After Brexit, will patients get the medicines they need?
21.03.19
Since the UK public voted to leave the European Union, the potential impact on our healthcare systems has begun to loom large. For most sectors, the issues around Brexit are economic. But medicines are different. As the research-based pharmaceutical industry, the medicines we make improve the quality of life, often save the lives of patients in the UK and across Europe. For us, the primary concern around Brexit has always been patient safety and public health, in particular the uninterrupted supply of medicines to patients in the 27 EU Member States and the United Kingdom.
The scale of the task should not be underestimated, around 1 billion packs of medicines cross the UK-EU border each year. That’s around 45 million per month from the UK to the EU and 37 million in the other direction. As the long-running political uncertainty around the future relationship between the UK and the EU continues, our industry has committed to planning for every outcome.
In practice it has meant companies preparing in earnest for a “no deal” scenario. Every company, has made changes to product supply chains as a consequence of Brexit. This includes stockpiling medicines, duplicating drug testing, transferring licences and making plans to ship drugs to and from the EU on ferries leased by the UK government via six new port routes. Medical isotopes for cancer treatment and other supplies with a short shelf life may be transferred by plane in what is one of the biggest supply-chain logistics challenges our industry and our health service partners have ever faced.

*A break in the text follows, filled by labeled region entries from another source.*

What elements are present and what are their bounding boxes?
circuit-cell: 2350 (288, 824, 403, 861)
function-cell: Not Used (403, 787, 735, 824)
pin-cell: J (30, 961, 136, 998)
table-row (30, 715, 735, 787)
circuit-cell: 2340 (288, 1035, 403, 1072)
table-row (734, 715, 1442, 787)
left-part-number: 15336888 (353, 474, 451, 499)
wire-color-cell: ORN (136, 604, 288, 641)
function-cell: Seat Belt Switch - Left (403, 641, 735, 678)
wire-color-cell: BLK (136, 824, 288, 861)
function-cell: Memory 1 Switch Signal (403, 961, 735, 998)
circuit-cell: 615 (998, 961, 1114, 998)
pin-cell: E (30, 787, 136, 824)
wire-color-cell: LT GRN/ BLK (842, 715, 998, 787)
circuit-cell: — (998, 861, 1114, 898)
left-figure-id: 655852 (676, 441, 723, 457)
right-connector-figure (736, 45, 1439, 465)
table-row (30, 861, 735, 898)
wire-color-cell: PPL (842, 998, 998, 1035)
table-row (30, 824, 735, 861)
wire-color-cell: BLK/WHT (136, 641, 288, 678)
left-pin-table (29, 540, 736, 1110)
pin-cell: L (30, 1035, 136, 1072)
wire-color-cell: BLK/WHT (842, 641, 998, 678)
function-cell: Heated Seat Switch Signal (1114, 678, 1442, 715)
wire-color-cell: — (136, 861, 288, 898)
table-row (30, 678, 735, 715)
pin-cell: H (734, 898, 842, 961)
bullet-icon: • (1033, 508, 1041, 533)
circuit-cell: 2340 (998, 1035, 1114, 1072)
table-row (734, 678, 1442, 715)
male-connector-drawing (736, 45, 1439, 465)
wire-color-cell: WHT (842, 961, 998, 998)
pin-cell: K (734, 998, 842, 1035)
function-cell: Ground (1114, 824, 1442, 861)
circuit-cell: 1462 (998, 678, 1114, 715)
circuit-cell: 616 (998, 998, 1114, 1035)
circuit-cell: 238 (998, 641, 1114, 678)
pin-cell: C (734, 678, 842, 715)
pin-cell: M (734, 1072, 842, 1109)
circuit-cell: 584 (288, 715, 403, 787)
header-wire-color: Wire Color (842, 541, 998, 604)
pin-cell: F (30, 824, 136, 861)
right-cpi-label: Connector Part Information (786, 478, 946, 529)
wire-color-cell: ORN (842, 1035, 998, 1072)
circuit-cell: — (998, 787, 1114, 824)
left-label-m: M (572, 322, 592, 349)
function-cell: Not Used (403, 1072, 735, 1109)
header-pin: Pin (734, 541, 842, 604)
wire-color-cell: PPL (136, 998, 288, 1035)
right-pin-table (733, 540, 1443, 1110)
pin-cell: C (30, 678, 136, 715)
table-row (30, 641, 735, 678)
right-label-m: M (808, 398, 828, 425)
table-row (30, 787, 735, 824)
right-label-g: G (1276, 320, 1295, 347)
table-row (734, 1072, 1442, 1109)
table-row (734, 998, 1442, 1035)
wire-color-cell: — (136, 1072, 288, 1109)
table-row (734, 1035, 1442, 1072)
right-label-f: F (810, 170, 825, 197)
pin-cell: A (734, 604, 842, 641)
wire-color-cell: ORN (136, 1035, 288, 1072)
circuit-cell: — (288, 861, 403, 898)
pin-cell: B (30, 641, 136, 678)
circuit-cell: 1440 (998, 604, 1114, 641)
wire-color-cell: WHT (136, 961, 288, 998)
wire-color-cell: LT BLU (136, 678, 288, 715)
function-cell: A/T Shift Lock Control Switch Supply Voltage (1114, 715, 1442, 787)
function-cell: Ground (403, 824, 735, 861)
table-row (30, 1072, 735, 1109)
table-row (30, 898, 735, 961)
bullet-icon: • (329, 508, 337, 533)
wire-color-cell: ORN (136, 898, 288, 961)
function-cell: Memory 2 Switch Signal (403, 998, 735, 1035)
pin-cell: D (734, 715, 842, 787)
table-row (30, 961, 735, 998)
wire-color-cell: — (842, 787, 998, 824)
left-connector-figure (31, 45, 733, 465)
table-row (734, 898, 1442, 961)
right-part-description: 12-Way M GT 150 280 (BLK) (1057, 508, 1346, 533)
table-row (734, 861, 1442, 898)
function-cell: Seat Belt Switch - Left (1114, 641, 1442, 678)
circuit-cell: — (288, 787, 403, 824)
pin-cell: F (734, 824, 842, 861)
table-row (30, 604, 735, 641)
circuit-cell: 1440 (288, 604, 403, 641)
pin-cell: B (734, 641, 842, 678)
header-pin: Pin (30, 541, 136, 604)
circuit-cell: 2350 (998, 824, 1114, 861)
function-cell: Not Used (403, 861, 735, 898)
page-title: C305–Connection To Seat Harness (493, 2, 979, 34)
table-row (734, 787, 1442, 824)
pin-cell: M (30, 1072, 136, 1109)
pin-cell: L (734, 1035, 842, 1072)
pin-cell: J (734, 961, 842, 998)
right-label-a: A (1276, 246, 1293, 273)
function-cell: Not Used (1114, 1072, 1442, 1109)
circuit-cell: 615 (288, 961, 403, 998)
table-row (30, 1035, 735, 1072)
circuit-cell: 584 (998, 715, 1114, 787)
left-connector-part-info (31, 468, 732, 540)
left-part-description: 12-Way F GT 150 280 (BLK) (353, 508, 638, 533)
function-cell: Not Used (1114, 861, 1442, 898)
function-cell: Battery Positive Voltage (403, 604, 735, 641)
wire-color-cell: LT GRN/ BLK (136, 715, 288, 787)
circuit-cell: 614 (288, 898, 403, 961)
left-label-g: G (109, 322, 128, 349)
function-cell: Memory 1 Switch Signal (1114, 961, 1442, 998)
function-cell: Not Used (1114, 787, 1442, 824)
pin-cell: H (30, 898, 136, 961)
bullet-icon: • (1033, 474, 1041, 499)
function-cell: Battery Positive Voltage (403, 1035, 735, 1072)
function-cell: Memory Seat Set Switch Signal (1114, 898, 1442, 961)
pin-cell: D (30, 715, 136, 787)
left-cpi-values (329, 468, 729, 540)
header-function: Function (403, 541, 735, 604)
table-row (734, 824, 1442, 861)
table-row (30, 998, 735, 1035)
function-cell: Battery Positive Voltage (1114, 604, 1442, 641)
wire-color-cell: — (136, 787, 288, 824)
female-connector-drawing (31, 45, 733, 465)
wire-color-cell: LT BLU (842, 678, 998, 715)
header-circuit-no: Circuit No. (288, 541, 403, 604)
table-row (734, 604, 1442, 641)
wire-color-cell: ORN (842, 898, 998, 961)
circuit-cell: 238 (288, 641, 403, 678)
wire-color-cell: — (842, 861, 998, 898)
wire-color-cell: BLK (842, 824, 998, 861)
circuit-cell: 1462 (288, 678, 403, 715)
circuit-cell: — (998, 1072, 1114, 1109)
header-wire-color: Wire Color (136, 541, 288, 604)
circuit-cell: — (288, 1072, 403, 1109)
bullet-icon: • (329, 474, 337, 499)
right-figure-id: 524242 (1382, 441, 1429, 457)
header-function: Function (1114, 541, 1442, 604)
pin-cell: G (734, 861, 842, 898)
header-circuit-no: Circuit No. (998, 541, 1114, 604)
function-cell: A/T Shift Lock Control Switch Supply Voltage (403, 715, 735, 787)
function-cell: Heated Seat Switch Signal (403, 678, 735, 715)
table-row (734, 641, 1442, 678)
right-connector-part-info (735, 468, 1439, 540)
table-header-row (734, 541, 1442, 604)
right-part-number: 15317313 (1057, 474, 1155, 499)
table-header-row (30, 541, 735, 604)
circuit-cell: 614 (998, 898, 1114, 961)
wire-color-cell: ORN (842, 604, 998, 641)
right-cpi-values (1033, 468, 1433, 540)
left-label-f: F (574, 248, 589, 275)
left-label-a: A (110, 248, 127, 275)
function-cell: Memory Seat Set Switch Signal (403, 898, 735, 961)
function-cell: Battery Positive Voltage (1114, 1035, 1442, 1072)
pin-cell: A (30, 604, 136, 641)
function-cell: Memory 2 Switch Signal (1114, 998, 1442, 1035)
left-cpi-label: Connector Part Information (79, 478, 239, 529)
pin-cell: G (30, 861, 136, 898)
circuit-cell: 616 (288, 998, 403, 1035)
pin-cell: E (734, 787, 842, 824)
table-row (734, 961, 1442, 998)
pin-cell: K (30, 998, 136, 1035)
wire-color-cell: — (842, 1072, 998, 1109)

Despite these intensive preparations, leaving under a no deal, without a transition period would overnight take the UK out of a regulatory, patient safety, medicines supply and clinical research framework that has taken decades to evolve. Whatever the actions taken by our industry, getting medicines to patients involves a wide range of actors from regulatory bodies to transport companies, wholesalers to governments.
Considering the urgency and the importance of medicines to all our health, we have been concerned by a certain lack of focus, outside of our industry, on protecting medicines supply. We have witnessed positive action in areas such as fisheries, transport and financial services but more needs to be done to protect public health and the supply of medicines to patients.
There are some key actions that should be taken immediately. Despite companies’ best efforts, where the transfer of medicines testing from the UK to the EU cannot be completed by the 30 March 2019, then the EU and its Member States should allow the use of medicines currently quality tested in the UK. Similarly, medical devices used in conjunction with medicines that currently hold UK certified CE marks, should be made available to use in the EU in the short term. While the situation at the EU-UK border remains unclear, two-thirds of the pharma companies indicated that border disruption remained their biggest concern. As a consequence steps should be taken to prioritise medicines, active pharmaceutical ingredients, raw and clinical trial materials.
The European Commission and European Medicines Agency have said that any action to resolve the issues is a matter for Member States. Different countries are taking different approaches, however, it is our belief that action at the EU level is the simplest and most consistent route to secure the necessary temporary flexibility on behalf of the Member States in the best interests of patients and public health. Now is the time for action.